Summer’s Here and the Time is Right

The season has progressed to full on summer. Finally made it to a long weekend, a much deserved and needed break after rather chaotic spell at work. Been trying to get our software release out the door, filling in for my boss who was on vacation, as well as running things since our project manager was gone too. Dealing with uncooperative directors of other projects, and that all-time favorite of software development, fixing other people’s bugs. Well all’s well that ends well I suppose and we met our deadline.

We went upstate to see Martin and Kathleen and Charlie over the weekend. Very nice hang. Went swimming, which was great for my back; the first time since the winter it really felt good. Unfortunately the car ride home undid that. We also watched the Queen open the British parliament on CSPAN. This was pretty random, but the girls are Anglophiliac these days because of Harry Potter, so we thought they like to see a real Queen in action commanding the Lords and Commons. The weirdest part was when the chief constable shouted “Hats off, strangers” before the Queen entered Parliament, predicted beforehand by a very blasé announcer.

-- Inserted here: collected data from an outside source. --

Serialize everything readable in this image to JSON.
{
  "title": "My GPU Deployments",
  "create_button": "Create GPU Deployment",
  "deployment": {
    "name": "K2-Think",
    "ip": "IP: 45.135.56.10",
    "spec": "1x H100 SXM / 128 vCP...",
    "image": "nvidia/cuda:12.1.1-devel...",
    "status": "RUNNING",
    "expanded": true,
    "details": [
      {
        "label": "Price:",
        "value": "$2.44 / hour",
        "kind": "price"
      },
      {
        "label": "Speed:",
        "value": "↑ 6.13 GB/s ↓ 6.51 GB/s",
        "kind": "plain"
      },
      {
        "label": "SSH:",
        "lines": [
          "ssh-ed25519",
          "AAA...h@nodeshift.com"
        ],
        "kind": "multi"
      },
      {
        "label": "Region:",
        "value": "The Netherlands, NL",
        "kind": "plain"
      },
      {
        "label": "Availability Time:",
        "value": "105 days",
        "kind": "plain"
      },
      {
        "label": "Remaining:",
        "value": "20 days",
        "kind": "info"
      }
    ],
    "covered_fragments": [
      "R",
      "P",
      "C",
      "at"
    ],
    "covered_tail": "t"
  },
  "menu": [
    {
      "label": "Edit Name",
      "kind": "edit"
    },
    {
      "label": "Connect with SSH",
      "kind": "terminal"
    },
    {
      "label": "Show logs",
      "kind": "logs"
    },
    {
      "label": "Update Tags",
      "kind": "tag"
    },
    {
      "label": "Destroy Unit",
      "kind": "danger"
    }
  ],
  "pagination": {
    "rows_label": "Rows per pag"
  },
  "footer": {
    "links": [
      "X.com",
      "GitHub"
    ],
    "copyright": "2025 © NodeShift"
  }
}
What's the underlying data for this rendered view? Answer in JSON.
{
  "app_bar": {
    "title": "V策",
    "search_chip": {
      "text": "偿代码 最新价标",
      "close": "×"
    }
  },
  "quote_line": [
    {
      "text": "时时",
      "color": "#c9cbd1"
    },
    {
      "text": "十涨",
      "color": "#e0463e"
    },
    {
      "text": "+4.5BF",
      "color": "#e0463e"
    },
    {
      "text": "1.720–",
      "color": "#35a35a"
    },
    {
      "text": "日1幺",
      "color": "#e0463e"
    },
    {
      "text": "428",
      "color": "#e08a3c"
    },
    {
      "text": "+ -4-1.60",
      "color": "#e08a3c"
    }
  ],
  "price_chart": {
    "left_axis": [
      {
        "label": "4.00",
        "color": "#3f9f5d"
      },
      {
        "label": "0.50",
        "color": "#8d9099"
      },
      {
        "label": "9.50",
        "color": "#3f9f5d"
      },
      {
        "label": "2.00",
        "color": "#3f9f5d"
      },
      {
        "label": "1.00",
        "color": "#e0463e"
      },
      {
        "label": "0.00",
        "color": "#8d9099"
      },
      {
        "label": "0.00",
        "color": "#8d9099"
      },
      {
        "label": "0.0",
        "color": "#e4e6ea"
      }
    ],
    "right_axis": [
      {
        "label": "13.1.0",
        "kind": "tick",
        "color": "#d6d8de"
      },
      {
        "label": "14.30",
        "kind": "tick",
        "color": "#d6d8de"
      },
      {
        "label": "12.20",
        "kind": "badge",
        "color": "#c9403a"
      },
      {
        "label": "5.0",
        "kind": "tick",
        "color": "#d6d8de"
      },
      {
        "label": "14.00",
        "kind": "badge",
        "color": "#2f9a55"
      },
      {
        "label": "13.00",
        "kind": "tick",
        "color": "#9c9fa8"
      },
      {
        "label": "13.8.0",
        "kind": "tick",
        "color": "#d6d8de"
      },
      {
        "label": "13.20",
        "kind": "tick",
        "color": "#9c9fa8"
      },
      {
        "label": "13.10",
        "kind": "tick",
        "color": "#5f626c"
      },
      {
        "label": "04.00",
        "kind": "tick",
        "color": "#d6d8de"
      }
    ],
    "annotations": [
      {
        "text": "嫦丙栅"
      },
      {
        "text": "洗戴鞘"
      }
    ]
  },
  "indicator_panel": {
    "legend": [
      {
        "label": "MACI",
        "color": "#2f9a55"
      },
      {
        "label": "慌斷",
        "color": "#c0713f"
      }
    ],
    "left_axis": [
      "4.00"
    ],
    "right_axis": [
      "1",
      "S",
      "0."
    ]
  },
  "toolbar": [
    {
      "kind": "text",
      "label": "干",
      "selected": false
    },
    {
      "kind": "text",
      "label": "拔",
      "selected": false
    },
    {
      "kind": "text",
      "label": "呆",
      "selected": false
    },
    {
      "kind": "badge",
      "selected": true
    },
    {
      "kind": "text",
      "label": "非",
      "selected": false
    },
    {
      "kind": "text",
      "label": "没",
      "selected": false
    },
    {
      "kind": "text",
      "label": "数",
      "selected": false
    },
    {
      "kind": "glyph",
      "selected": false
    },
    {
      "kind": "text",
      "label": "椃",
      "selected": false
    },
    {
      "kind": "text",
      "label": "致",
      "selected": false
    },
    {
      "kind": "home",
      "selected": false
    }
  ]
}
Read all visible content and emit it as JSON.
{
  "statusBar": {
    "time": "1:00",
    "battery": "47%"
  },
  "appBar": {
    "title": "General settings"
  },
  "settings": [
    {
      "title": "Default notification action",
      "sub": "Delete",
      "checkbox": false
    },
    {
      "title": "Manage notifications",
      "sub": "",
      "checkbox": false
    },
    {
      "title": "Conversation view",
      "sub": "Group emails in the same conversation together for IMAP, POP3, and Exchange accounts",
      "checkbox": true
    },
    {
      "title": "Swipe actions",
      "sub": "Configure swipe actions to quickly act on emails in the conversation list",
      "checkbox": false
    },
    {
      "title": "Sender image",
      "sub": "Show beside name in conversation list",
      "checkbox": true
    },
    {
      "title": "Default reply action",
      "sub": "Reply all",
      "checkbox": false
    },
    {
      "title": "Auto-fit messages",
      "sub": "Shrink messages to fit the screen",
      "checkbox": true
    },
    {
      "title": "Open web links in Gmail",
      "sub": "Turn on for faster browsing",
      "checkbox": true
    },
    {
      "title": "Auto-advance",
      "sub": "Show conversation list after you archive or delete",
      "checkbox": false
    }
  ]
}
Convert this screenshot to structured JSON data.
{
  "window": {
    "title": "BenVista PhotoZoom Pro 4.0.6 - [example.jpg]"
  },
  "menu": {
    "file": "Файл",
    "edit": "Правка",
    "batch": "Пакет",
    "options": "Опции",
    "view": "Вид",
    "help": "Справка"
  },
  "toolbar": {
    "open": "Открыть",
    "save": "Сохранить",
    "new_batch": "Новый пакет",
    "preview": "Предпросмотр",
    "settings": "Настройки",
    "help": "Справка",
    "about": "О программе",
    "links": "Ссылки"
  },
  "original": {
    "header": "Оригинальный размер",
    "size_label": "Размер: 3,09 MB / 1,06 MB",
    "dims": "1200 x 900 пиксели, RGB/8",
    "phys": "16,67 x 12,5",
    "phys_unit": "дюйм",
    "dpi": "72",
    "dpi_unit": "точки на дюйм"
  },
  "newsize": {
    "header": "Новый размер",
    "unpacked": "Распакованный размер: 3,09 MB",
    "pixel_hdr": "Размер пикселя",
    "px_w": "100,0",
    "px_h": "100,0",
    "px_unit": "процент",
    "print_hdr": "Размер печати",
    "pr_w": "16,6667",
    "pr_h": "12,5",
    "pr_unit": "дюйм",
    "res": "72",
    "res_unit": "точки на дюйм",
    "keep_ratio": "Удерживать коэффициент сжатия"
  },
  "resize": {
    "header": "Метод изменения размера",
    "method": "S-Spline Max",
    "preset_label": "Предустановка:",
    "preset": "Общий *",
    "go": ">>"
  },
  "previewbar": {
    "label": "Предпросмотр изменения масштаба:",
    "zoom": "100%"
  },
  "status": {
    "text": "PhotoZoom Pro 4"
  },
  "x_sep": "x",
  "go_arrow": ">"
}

I did some research into the wacky traditions of British government, and learned some interesting factoids. There is a movement afoot to replace the phrase “strangers” with “visitors” to be less anachronistic. The word strangers dates from the time of Cromwell. Smoking in parliament was banned in 1696, although snuff is available to all members at the public expense. Wearing of armor was banned in 1313. There’s a list of words banned from discourse that includes “blackguard”, “git”, and “traitor”.